In a fixed-price contract, a customer receives a Certificate of Acceptance as the project is coming to an end and the developed app ticks all the boxes of the present requirements. This certificate signifies that the app meets all the contract requirements and the software vendor and the customer agrees upon successful project completion.
In the case of a Time and Materials contract, a customer gets a monthly report and certificate of acceptance which includes actual tasks completed and time spent on those tasks by the team.
Intellectual Property Rights
This section defines the owner of the developed software and it is one of the most important parts of a contract. It’s essential to state here that the final product is the property of the customer. This way, the developed app’s source code becomes the customer’s property. It means that the software development company has no rights to use, develop, modify, sell, rent for benefit in any other way the developed software.
Confidentiality
This section protects a software development company and a customer from sharing their sensitive information with any third parties. The software vendor and the customer can specify which data should be considered sensitive and the penalties that will incur for its disclosure. If a confidentiality section includes many details, it can be developed into a non-disclosure agreement (NDA) and attached to the main custom software contract.

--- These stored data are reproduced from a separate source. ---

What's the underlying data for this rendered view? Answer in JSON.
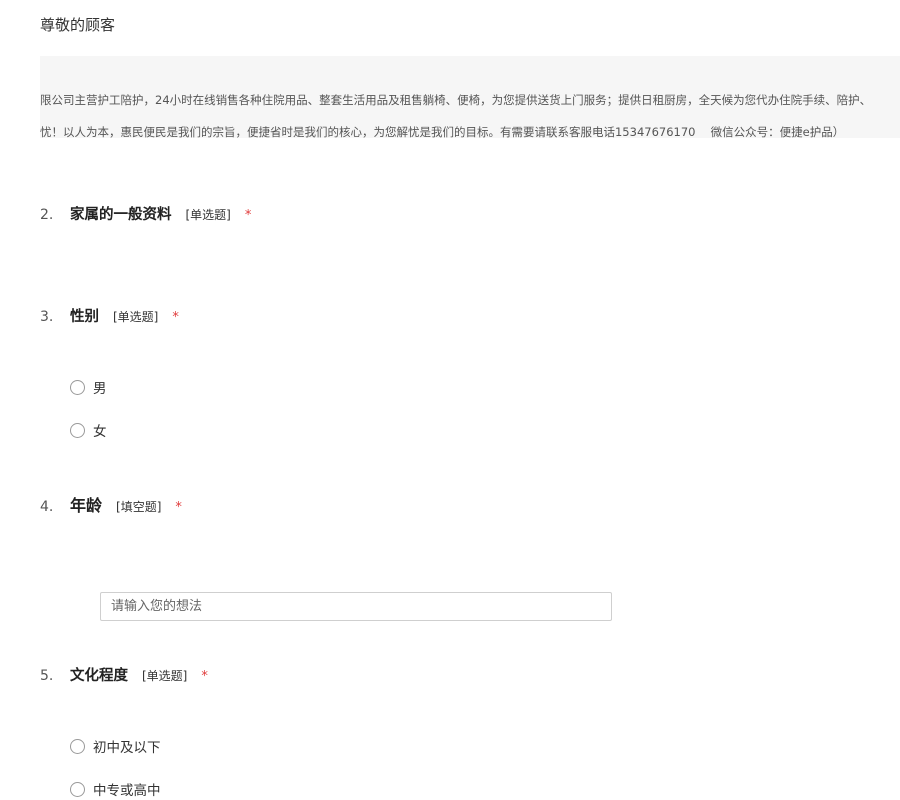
{
  "greeting": "尊敬的顾客",
  "intro": {
    "line1": "限公司主营护工陪护，24小时在线销售各种住院用品、整套生活用品及租售躺椅、便椅，为您提供送货上门服务；提供日租厨房，全天候为您代办住院手续、陪护、",
    "line2": "忧！以人为本，惠民便民是我们的宗旨，便捷省时是我们的核心，为您解忧是我们的目标。有需要请联系客服电话15347676170　 微信公众号：便捷e护品）"
  },
  "questions": [
    {
      "num": "2.",
      "title": "家属的一般资料",
      "type": "[单选题]",
      "required": "*"
    },
    {
      "num": "3.",
      "title": "性别",
      "type": "[单选题]",
      "required": "*",
      "options": [
        "男",
        "女"
      ]
    },
    {
      "num": "4.",
      "title": "年龄",
      "type": "[填空题]",
      "required": "*",
      "input": {
        "placeholder": "请输入您的想法",
        "value": ""
      }
    },
    {
      "num": "5.",
      "title": "文化程度",
      "type": "[单选题]",
      "required": "*",
      "options": [
        "初中及以下",
        "中专或高中"
      ]
    }
  ],
  "colors": {
    "required": "#e03a3a",
    "intro_bg": "#f6f6f6"
  },
  "icons": {
    "radio": "radio-unchecked-icon"
  }
}
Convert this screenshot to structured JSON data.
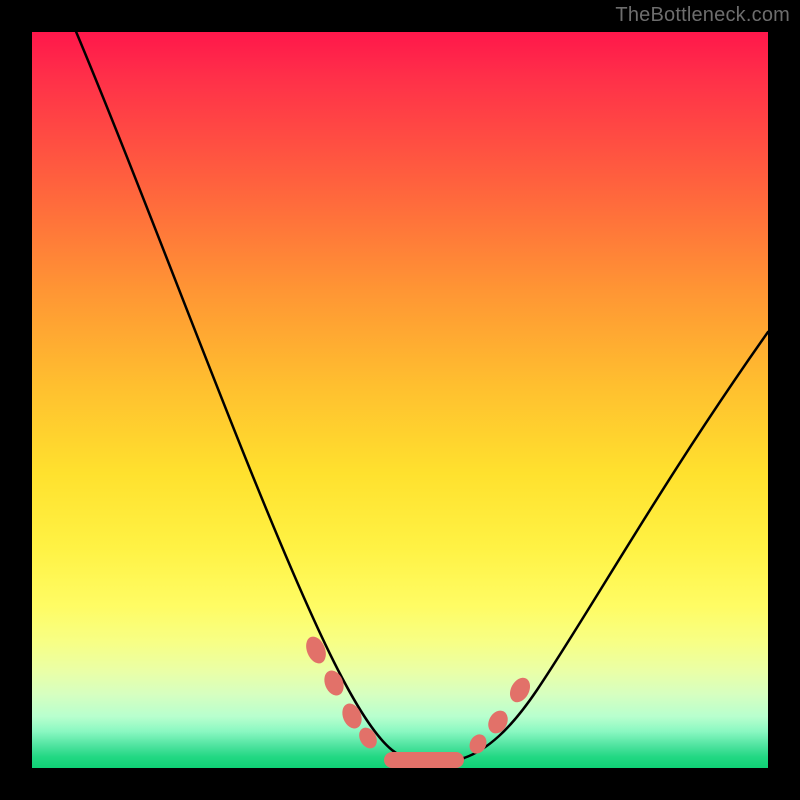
{
  "watermark": "TheBottleneck.com",
  "colors": {
    "frame": "#000000",
    "gradient_top": "#ff174b",
    "gradient_mid1": "#ff9534",
    "gradient_mid2": "#fff244",
    "gradient_bottom": "#0fd175",
    "curve": "#000000",
    "markers": "#e27169",
    "watermark": "#6d6d6d"
  },
  "chart_data": {
    "type": "line",
    "title": "",
    "xlabel": "",
    "ylabel": "",
    "xlim": [
      0,
      100
    ],
    "ylim": [
      0,
      100
    ],
    "series": [
      {
        "name": "bottleneck-curve",
        "x": [
          5,
          10,
          15,
          20,
          25,
          30,
          35,
          40,
          42,
          45,
          47,
          50,
          53,
          55,
          58,
          62,
          65,
          70,
          75,
          80,
          85,
          90,
          95,
          100
        ],
        "values": [
          100,
          90,
          79,
          67,
          55,
          43,
          31,
          18,
          12,
          6,
          3,
          1,
          1,
          1,
          2,
          4,
          7,
          13,
          21,
          29,
          37,
          45,
          52,
          59
        ]
      }
    ],
    "markers": [
      {
        "x": 38.3,
        "y": 14.3
      },
      {
        "x": 40.5,
        "y": 9.8
      },
      {
        "x": 43.0,
        "y": 5.0
      },
      {
        "x": 45.0,
        "y": 2.8
      },
      {
        "x": 49.0,
        "y": 1.0
      },
      {
        "x": 52.0,
        "y": 0.9
      },
      {
        "x": 55.5,
        "y": 1.5
      },
      {
        "x": 58.0,
        "y": 2.4
      },
      {
        "x": 62.5,
        "y": 5.3
      },
      {
        "x": 65.5,
        "y": 8.6
      }
    ],
    "notes": "V-shaped bottleneck curve on a red-to-green vertical gradient; minimum near x≈50."
  }
}
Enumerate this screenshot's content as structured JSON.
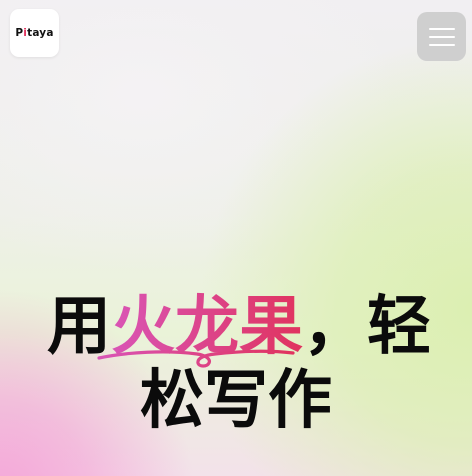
{
  "header": {
    "logo": {
      "text_before": "P",
      "text_accent": "i",
      "text_after": "taya",
      "accent_color": "#e0335e"
    },
    "menu_button": {
      "icon": "hamburger-menu-icon"
    }
  },
  "hero": {
    "line1_before": "用",
    "line1_highlight": "火龙果",
    "line1_after": "，轻",
    "line2": "松写作",
    "highlight_colors": [
      "#d955b6",
      "#e0335e"
    ],
    "underline_colors": [
      "#d955b6",
      "#e0335e"
    ]
  }
}
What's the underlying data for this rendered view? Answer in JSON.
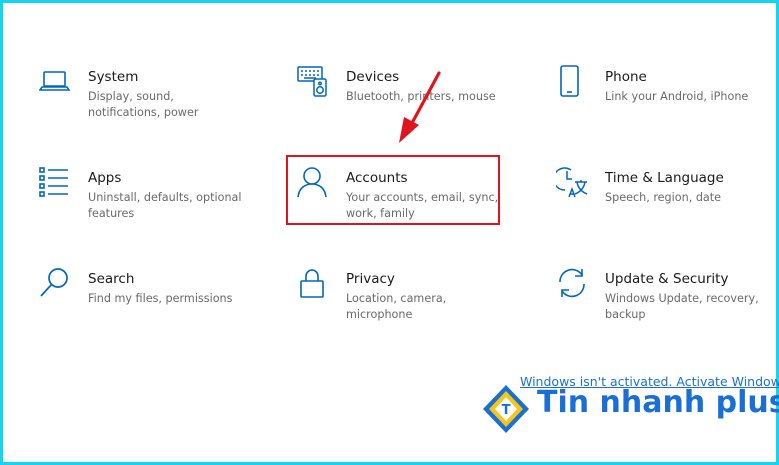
{
  "colors": {
    "accent": "#0067c0",
    "highlight": "#e0141e",
    "frame": "#14d4f0",
    "brand_blue": "#1a6fd6",
    "brand_yellow": "#f5c518"
  },
  "tiles": [
    {
      "title": "System",
      "desc": "Display, sound, notifications, power",
      "icon": "laptop-icon"
    },
    {
      "title": "Devices",
      "desc": "Bluetooth, printers, mouse",
      "icon": "keyboard-speaker-icon"
    },
    {
      "title": "Phone",
      "desc": "Link your Android, iPhone",
      "icon": "phone-icon"
    },
    {
      "title": "Apps",
      "desc": "Uninstall, defaults, optional features",
      "icon": "list-icon"
    },
    {
      "title": "Accounts",
      "desc": "Your accounts, email, sync, work, family",
      "icon": "person-icon"
    },
    {
      "title": "Time & Language",
      "desc": "Speech, region, date",
      "icon": "time-language-icon"
    },
    {
      "title": "Search",
      "desc": "Find my files, permissions",
      "icon": "search-icon"
    },
    {
      "title": "Privacy",
      "desc": "Location, camera, microphone",
      "icon": "lock-icon"
    },
    {
      "title": "Update & Security",
      "desc": "Windows Update, recovery, backup",
      "icon": "sync-icon"
    }
  ],
  "watermark": {
    "activation_text": "Windows isn't activated. Activate Windows n",
    "brand_text": "Tin nhanh plus",
    "logo_letter": "T"
  }
}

Dispute Resolution and Penalties
Establishing the procedures on dispute resolution can help both parties to avoid large expenditures caused by judicial proceedings. For this, a software vendor and a customer can opt for arbitration or mediation practices.
The arbitration will require a panel or a person who will come to a final conclusion after examining the claims of both parties. Whereas mediation will involve a mediator and the two parties discussing their disagreements together.
Warranties
The warranties section includes various product and project-related obligations that a vendor and a customer undertake to perform. In most cases, they are related to software functional performance. For example, if any glitches or malfunctions in the developed software appear, the vendor is obliged to fix or replace them. Usually, the warranty period lasts for 90 days, though some companies can prolong it up to 12 months from the date of acceptance.
Bottom Line
Most of the companies that are considering creating their own business software using IT Outsourcing Services typically encounter two main challenges: how to choose a software vendor and what to include in their software development contracts.
A well-structured and thought-out agreement helps software vendors and their customers protect their rights, avoid unexpected expenses, and elaborate on their responsibilities. Although each software development case requires its own contract, there are some basic sections that should be included in them. These sections include the type of custom software contract, services provided, project deadlines and costs, acceptance criteria, intellectual property rights, confidentiality terms, and dispute resolutions.